O adeus a Odete e os elogios por ela recebidos são como um requiem pelo idealismo político entoado com alguma gravidade e melodia triste. Os que ficam vão sorrindo pois sabem que assim estão um pouco mais descansados para praticarem o pragmatismo político à vontade e assim tratarem dos seus negócios. Há quem lhe chame democracia capitalista. Eu acho que isso é um contra-senso.
O processo de substituição de políticos idealistas por outros, digamos, mais pragmáticos, terá tido o seu momento mais emblemático na troca de Jorge Sampaio por Cavaco Silva no lugar de Presidente da República. Saiu o autor da célebre frase “Há vida para lá do défice.” Entrou o autor da enigmática máxima da “Má moeda, boa moeda.” Saiu um homem conhecido pelo seu percurso político de uma vida inteira dedicada à luta por ideais entrou outro que se dedicou à política por acidente, resultado da necessidade de rodar um automóvel novo entre Boliqueime e a Figueira da Foz.
O pragmatismo das actuais “elites” políticas é algo inquietante. Os ideais sociais e políticos são agora totalmente subordinados a questões económicas. A Economia surge sempre em primeiro lugar. De tal forma que o discurso político actual se dirige obedientemente para as questões orçamentais como se mais nada interessasse. A Justiça, a Educação, a Saúde só são colocadas em plano de destaque se as medidas propostas nestas áreas contribuírem para a boa imagem das contas públicas. Ouvimos constantemente falar em investimentos de milhões de euros nisto e naquilo sem repararmos que, na maior parte das vezes, ninguém nos explica como vão ser aplicados esses investimentos. Os números são mais importantes do que as acções. Vivemos um mundo de ilusões toscamente fabricadas. Satisfazemo-nos com sonhos pouco ambiciosos desde que sejam bem nutridos em termos económicos. Odete e Sampaio não são cartas deste baralho. Aqui, personagens como Sócrates e Cavaco são ás e rei de trunfo. Não nos interessa que os nossos dirigentes sejam incultos ou meras personagens de ficção, o mundo que eles dirigem também não prima pela excelência do argumento. É toda uma nova forma de vida baseada na capacidade de consumo dos indivíduos em que as questões humanitárias surgem amiúde como furúnculos que é necessário extrair numa boa operação plástica.
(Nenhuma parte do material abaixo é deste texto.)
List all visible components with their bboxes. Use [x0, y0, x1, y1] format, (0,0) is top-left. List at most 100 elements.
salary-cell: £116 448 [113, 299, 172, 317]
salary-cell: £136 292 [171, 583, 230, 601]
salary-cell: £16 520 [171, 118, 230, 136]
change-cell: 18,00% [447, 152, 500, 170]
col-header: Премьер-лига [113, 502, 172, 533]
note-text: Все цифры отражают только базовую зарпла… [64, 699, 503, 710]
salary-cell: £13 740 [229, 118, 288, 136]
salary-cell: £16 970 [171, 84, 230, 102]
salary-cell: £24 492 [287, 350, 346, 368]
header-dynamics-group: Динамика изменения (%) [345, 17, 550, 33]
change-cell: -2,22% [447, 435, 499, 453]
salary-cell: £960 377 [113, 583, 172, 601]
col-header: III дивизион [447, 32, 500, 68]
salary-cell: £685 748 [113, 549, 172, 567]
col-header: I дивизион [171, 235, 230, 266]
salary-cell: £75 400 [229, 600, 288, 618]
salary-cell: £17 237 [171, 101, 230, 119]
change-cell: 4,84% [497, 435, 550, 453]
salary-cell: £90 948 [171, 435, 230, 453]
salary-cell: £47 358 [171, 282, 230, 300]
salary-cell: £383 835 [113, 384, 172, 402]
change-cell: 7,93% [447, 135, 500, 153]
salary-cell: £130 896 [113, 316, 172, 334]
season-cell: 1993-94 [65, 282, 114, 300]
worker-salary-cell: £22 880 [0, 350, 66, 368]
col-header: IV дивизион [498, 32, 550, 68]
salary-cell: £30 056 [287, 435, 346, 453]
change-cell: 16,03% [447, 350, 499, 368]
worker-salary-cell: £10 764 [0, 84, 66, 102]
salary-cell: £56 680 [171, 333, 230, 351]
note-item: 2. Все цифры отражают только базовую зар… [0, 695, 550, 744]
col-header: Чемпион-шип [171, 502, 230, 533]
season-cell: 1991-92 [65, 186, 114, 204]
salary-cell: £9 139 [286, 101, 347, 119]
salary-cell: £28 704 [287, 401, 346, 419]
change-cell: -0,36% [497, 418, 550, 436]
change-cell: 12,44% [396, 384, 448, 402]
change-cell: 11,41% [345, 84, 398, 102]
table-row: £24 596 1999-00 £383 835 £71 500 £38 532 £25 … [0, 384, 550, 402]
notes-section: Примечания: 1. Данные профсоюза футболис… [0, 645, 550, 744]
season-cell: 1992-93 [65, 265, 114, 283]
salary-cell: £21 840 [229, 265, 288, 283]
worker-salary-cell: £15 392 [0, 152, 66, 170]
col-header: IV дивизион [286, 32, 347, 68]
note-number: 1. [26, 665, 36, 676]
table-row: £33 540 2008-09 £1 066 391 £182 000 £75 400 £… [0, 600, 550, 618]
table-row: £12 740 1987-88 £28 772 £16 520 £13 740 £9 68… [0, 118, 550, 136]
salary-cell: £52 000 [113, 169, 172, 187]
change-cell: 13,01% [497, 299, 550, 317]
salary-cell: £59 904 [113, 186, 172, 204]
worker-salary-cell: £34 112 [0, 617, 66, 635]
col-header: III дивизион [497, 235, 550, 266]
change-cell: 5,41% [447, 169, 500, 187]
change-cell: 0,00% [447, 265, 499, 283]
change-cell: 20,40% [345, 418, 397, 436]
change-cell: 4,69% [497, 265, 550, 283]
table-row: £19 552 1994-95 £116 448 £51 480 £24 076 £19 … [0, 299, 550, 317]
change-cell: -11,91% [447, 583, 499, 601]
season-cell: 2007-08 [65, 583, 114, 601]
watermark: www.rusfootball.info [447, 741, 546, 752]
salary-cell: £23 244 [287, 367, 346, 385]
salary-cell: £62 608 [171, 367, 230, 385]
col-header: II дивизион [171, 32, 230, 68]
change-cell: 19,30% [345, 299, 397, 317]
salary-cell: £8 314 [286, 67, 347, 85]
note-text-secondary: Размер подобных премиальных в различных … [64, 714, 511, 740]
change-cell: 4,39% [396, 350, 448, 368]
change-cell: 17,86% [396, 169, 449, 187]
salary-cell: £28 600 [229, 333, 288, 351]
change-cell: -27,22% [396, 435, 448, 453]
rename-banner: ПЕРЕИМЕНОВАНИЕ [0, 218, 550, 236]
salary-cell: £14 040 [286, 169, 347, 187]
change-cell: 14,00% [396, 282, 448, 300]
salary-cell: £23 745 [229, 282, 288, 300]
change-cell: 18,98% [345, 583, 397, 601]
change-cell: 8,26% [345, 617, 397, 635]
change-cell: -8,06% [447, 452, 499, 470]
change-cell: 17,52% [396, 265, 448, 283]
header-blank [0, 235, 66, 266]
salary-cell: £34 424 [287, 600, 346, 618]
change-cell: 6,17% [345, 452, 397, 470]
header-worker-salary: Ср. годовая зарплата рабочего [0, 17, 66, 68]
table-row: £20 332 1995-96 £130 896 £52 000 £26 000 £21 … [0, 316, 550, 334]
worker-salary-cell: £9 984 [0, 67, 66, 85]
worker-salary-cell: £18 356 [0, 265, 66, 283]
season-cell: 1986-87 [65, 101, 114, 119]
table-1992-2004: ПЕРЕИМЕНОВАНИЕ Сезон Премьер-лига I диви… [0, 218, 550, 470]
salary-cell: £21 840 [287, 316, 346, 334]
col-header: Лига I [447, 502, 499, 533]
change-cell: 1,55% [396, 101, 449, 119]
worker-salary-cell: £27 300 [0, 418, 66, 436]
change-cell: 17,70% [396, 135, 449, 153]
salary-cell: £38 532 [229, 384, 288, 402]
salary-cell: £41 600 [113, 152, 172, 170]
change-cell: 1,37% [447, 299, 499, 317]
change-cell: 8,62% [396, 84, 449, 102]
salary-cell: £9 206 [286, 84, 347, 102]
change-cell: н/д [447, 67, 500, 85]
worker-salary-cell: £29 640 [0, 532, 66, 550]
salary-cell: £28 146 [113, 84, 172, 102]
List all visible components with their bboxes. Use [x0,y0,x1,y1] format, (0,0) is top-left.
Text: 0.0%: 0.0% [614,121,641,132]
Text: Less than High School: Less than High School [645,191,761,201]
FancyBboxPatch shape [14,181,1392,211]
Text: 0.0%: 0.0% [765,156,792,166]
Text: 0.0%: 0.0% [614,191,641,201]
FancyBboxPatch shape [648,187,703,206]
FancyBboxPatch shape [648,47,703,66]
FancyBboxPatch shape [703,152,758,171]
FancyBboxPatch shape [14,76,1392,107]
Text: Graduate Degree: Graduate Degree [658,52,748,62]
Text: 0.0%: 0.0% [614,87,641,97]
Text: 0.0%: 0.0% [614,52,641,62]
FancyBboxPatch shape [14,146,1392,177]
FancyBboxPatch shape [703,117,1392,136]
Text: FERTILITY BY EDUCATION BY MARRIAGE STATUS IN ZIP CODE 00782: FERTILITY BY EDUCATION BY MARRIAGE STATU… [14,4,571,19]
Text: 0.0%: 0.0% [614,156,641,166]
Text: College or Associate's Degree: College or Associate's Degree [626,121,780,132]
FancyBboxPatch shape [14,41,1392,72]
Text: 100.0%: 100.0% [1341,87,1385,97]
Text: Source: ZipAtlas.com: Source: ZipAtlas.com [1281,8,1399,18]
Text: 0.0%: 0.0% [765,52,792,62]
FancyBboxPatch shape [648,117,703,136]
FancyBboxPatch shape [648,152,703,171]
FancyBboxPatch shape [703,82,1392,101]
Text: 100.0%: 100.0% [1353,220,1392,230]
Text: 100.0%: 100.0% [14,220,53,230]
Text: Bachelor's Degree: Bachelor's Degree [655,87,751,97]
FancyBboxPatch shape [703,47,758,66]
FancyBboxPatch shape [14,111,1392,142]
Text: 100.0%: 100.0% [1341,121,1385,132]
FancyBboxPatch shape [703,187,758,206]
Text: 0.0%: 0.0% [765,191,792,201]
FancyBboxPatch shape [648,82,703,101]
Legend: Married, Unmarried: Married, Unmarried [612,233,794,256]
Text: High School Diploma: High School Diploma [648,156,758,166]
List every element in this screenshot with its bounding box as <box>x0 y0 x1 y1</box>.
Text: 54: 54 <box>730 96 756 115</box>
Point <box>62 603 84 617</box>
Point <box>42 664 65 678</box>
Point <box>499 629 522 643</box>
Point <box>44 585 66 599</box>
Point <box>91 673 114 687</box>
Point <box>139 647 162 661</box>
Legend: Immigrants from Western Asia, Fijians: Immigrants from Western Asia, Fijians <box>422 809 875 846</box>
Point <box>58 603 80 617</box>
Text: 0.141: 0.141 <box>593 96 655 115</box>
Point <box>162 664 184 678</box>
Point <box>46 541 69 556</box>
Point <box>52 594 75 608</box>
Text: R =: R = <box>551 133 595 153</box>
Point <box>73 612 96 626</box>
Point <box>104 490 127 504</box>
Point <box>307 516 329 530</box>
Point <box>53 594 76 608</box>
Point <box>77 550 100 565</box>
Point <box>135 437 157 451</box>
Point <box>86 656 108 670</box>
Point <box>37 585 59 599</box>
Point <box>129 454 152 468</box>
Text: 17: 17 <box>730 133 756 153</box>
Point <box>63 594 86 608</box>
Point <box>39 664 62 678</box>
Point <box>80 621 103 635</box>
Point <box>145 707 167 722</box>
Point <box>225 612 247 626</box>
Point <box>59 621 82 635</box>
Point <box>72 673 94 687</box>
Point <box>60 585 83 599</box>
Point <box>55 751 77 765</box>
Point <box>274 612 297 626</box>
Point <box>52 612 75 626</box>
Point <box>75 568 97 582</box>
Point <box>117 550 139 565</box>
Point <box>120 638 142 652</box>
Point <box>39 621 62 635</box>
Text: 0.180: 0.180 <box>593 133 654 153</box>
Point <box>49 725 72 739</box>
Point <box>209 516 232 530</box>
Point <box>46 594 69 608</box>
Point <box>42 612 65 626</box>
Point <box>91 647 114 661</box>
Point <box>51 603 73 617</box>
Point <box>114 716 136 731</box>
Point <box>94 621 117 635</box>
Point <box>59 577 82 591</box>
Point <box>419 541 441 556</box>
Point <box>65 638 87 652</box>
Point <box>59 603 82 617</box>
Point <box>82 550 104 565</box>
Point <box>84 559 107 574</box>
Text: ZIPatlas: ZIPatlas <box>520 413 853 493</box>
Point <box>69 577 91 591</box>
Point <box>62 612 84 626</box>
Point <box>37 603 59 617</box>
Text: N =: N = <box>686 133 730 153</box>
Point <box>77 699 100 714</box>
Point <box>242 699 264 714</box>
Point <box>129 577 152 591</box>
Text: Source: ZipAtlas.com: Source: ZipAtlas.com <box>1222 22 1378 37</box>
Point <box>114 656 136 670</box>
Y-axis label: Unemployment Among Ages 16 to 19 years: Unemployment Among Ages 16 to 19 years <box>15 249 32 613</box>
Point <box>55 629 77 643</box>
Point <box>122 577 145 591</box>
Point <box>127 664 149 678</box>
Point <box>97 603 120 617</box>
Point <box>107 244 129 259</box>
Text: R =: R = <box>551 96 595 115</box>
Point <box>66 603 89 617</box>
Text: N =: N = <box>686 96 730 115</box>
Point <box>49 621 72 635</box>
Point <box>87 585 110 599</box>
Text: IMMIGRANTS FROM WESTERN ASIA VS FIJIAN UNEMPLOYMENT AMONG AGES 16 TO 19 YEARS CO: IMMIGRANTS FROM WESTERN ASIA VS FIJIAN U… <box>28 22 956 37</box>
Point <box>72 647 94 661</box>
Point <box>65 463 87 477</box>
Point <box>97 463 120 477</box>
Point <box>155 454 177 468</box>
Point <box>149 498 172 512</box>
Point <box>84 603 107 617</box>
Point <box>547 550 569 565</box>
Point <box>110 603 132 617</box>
O debate entre Portas e Ribeiro e Castro é uma boa caricatura daquilo a que me refiro. A total ausência de substância não coíbe as personagens de reclamarem para si próprias um papel de relevo no desenrolar da acção. Ainda que as suas actuações não prometam mais que uma fraca audiência, ninguém os convence das suas fracas capacidades políticas. Um está convencido, com alguma razão, que uma imagem televisiva iluminada por um sorriso artificial vale mais que mil palavras verdadeiras, ao outro não se percebe muito bem o que o anima mas alguma coisa será.
O adeus a Odete e os elogios por ela recebidos são como um requiem pelo idealismo político entoado com alguma gravidade e melodia triste. Os que ficam vão sorrindo pois sabem que assim estão um pouco mais descansados para praticarem o pragmatismo político à vontade e assim tratarem dos seus negócios. Há quem lhe chame democracia capitalista. Eu acho que isso é um contra-senso.